Indeed, it was in 1833 that she met Marie Dorval, having written her a fan letter after seeing the actress perform on stage. The pair embarked on what some biographers say was a deeply intense friendship while others credit a full-blown, passionate relationship. Either way, there was a scandal.

“Only those who know how differently we were made can realise how utterly I was in thrall to her,” wrote Sand. “I can say only that it was as though I were looking at an embodied spirit.”

The Mallorcan winter of 1837-38 was a bitterly cold one. The monastery at Valldemossa was cold, draughty and damp, the wind howled through it and the rain and mist reduced the inspiring views to a milky blankness.

“We lived in the middle of the clouds,” she wrote later, “and 50 days had passed without being able descend to the plain; the roads had become torrents, and we did not see the sun.”
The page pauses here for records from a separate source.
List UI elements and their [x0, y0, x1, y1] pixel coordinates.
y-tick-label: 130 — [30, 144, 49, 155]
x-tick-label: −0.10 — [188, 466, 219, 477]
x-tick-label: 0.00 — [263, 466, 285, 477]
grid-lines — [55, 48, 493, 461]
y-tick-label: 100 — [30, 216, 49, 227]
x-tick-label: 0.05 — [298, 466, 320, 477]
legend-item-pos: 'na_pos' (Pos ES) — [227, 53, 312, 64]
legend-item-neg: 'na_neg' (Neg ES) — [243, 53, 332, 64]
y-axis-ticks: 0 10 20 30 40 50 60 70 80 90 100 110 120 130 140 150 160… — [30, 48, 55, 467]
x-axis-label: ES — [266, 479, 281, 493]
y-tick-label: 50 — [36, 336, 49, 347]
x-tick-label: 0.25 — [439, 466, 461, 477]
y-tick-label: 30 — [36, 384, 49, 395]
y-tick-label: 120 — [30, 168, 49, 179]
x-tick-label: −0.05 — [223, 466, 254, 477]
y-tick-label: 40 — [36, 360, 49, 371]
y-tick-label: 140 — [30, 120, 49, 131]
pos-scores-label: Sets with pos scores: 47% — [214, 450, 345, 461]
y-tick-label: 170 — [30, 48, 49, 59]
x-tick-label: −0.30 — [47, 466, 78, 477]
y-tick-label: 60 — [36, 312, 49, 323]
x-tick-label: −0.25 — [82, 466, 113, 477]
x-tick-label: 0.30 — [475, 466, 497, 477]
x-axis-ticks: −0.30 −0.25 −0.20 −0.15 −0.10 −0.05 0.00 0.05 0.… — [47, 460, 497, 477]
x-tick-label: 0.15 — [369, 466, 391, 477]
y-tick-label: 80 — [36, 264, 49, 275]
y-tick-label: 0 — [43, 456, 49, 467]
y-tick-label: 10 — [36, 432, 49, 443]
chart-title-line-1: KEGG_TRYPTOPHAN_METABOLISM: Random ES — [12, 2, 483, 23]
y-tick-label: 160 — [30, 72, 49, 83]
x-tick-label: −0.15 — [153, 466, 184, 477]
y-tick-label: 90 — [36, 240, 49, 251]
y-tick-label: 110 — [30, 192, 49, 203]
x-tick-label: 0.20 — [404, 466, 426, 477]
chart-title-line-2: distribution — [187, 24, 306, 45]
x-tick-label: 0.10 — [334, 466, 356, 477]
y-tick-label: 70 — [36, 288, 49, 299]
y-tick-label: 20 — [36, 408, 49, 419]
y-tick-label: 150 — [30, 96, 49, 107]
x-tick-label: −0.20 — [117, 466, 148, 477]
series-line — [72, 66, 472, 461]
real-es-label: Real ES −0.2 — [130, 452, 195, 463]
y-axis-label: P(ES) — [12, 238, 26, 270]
They were also ostracised by the locals, a combination of the realisation Sand and Chopin were not married and their non-attendance at church leading to snubs that frequently included being refused service in grocery shops. It was made clear they were no longer welcome.

Chopin’s piano remained impounded at customs for weeks and the damp ascetism of their living conditions had done nothing to improve his health. In the end, having learned a cargo ship was leaving for Barcelona long before the first steamer of the season would depart, they booked passage and went back to France with 100 pigs for company on the voyage.

Chopin’s health was so poor they remained at Marseille for several weeks until he was well enough to travel to Nohant. For the next few years they would divide their time between Sand’s estate and apartments in Paris.

Their increasingly strained relationship wasn’t helped when Sand published her novel Lucrezia Floriani in 1846, with the character of the sickly and helpless eastern European prince Karol clearly modelled on the composer. He wasn’t impressed.

When in 1848 he took the side of Sand’s daughter Solange in an argument over money Sand felt betrayed, concluding that Chopin must be in love with Solange, with whom she had a stormy relationship, and informing him he was no longer welcome at Nohant. A few months later he was dead. Sand did not attend the funeral, which created almost as much coverage as the event itself. She was, as ever unrepentant.

“The world will know and understand me someday,” Sand once wrote to her critics. “But if that day does not arrive, it does not greatly matter. I shall have opened the way for other women.”